Would the band wagon be a Prius then?

I'd go along with Spanish. It's easier to jump on a quick flight to Alicante and get some practise in then a longhaul to Beijing.
As a bonus Portugues and Italian are quite similar so you could probably get quite comfortable with either of those with very little extra effort.

Mandarin is a very tough language to learn. If you were learning it for business you would have to be pretty close to fluent and that means many years of study. A friend who was a VSO lived in China for a year and she said her mandarin was still "******* awful".

I used to be taught Latin at school, and although back then I didn't really see the point to it, the teachers I had both spoke more than a dozen languages. :eek: Polyglots the both of 'em!
 
I'd say learn a widely spoken language such as Spanish or French. Then if you not learning the language for a specific reason, you might actually get some use out of it.
If you choose to learn something that is exclusive to one country it probably won't benefit you much unless you plan to live there.
 
benjo said:
Nigerian then ;)

Thats English (unless you go deep into the jungle and then they all still speak English).

Didn't someone on here say that their dad is an expert in Latin and once you've mastered Latin all other languages are simple pimple?
 
naffa said:
My other half is French
We feel your pain.
~J~ said:
I'm learning Russian and finding it surprisingly easier than I thought.
Too many declensions for my liking.
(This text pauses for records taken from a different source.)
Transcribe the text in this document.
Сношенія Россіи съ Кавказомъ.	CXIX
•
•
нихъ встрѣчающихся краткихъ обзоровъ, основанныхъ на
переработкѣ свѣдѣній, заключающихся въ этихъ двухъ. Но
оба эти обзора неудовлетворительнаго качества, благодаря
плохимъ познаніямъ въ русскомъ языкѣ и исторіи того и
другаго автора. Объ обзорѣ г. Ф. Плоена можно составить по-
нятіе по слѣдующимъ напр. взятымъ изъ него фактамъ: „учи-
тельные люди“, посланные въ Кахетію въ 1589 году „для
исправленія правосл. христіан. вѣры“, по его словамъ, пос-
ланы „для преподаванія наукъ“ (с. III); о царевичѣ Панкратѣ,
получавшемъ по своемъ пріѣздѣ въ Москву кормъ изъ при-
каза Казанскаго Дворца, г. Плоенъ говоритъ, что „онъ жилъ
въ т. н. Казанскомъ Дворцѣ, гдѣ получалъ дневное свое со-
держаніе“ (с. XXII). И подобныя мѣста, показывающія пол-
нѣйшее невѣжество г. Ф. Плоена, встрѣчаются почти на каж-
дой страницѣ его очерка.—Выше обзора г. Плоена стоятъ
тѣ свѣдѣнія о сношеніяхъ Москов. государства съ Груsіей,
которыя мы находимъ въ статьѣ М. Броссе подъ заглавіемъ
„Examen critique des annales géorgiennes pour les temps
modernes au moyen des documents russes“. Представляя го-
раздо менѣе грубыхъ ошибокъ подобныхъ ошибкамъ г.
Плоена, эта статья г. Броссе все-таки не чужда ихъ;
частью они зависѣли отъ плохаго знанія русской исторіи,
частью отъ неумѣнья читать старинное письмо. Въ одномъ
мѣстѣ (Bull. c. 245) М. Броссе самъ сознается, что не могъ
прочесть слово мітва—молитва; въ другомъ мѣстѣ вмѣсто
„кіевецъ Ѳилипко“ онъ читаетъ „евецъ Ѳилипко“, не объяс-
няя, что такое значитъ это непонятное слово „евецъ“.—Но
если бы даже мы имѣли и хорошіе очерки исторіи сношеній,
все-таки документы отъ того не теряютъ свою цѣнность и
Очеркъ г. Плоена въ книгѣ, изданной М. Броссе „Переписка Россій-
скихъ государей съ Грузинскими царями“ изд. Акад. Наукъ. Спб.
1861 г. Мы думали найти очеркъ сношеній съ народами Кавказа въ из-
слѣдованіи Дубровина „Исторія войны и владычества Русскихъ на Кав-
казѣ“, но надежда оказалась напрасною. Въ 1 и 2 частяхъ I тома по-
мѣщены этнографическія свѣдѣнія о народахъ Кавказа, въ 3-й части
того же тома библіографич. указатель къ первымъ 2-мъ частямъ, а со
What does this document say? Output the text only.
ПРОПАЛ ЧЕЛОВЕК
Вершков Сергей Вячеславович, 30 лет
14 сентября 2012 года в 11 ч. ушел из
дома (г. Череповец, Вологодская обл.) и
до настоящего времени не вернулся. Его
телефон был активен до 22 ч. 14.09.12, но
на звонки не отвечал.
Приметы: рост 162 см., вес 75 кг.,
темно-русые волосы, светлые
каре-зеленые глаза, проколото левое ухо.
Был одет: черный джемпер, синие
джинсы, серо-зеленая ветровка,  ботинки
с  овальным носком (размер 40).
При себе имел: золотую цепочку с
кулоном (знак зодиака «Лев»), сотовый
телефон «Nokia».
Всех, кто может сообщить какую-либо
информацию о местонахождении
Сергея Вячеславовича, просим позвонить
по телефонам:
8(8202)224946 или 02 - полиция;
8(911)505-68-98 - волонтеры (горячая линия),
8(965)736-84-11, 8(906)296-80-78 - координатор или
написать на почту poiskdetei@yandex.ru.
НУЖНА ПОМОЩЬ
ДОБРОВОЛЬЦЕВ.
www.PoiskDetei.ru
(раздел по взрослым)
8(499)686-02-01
It's like German squared.

And cyrillic keyboards are impossible.
dmpoole said:
Didn't someone on here say that their dad is an expert in Latin and once you've mastered Latin all other languages are simple pimple?
It depends what the language root is - Spanish, French, Italian etc. are all latin based.

Then there's the germanic (English, German), slavic (Russian etc...).

And that's only the European languages.
 
Aye. There was a point in history when the romance languages were considered to have been just variations on or dialects of Latin. A splitting off which I believe we'll see mirrored in some forms of English eventually, as it becomes so great a linguistic monolith that the opposite ends of its spectrum are too distant to be anything other than distinct languages.